There is a list of propositions discussed so far in this site.
Main Body
1: Structured Description
Here is the rules of Structured Description.
Entities:
\(T'\): \(\in \{\text{ the topological spaces }\}\)
\(T\): \(\in \{\text{ the topological subspaces of } T'\}\)
\(S\): \(\subseteq T\)
//
Statements:
\(\overline{S}^T = \overline{S}^{T'} \cap T\), where \(\overline{S}^T\) is the closure of \(S\) on \(T\) and \(\overline{S}^{T'}\) is the closure of \(S\) on \(T'\)
//
2: Proof
Whole Strategy: Step 1: see that \(\overline{S}^{T'} = \cap_{j \in J} C'_j\) where \(\{C'_j \vert j \in J\}\) is the set of the closed subsets of \(T'\) that contain \(S\); Step 2: see that \(\overline{S}^{T'} \cap T = \cap_{j \in J} C'_j \cap T\) is the intersection of the closed subsets of \(T\) that contain \(S\).
Step 1:
\(\overline{S}^{T'}\) is the intersection of the closed subsets of \(T'\) that contain \(S\).
So, letting \(\{C'_j \vert j \in J\}\) be the set of the closed subsets of \(T'\) that contain \(S\) where \(J\) is a possibly uncountable index set, \(\overline{S}^{T'} = \cap_{j \in J} C'_j\).
Step 2:
\(\overline{S}^{T'} \cap T = (\cap_{j \in J} C'_j) \cap T = \cap_{j \in J} (C'_j \cap T)\).

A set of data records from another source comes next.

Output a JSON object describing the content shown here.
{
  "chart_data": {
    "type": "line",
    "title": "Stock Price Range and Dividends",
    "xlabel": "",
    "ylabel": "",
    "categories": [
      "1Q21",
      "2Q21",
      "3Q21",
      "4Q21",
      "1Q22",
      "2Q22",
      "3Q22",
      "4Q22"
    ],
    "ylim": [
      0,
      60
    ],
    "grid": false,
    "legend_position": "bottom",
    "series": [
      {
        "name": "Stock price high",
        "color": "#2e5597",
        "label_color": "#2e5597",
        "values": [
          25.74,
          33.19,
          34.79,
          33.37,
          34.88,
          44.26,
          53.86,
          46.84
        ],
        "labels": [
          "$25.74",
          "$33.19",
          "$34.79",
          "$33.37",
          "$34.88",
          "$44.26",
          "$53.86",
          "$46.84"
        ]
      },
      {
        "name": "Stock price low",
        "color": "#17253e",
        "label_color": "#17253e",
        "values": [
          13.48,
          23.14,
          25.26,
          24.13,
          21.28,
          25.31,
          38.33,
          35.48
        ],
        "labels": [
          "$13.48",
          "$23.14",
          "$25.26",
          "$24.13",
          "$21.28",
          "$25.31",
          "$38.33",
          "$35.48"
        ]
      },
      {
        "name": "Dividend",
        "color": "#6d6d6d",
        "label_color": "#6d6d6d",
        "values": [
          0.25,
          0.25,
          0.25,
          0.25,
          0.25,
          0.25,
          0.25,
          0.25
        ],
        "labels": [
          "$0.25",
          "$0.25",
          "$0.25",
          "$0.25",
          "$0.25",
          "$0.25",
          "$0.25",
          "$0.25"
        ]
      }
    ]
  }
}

\(C'_j \cap T\) is a closed subset of \(T\) by the definition of subspace topology and \(S \subseteq C'_j \cap T\), and any closed subset of \(T\) that contains \(S\), \(C\), appears as \(C = C'_j \cap T\) for a \(j\), because there is a closed subset of \(T'\), \(C' \subseteq T'\), such that \(C = C' \cap T\), but \(S \subseteq C \subseteq C'\), so, \(C'\) is a closed subset of \(T'\) that contains \(S\), so, \(C' = C'_j\) for a \(j\).
So, \(\cap_{j \in J} (C'_j \cap T)\) is the intersection of all the closed subsets of \(T\) that contain \(S\), which is \(\overline{S}^{T}\).
So, \(\overline{S}^{T} = \overline{S}^{T'} \cap T\).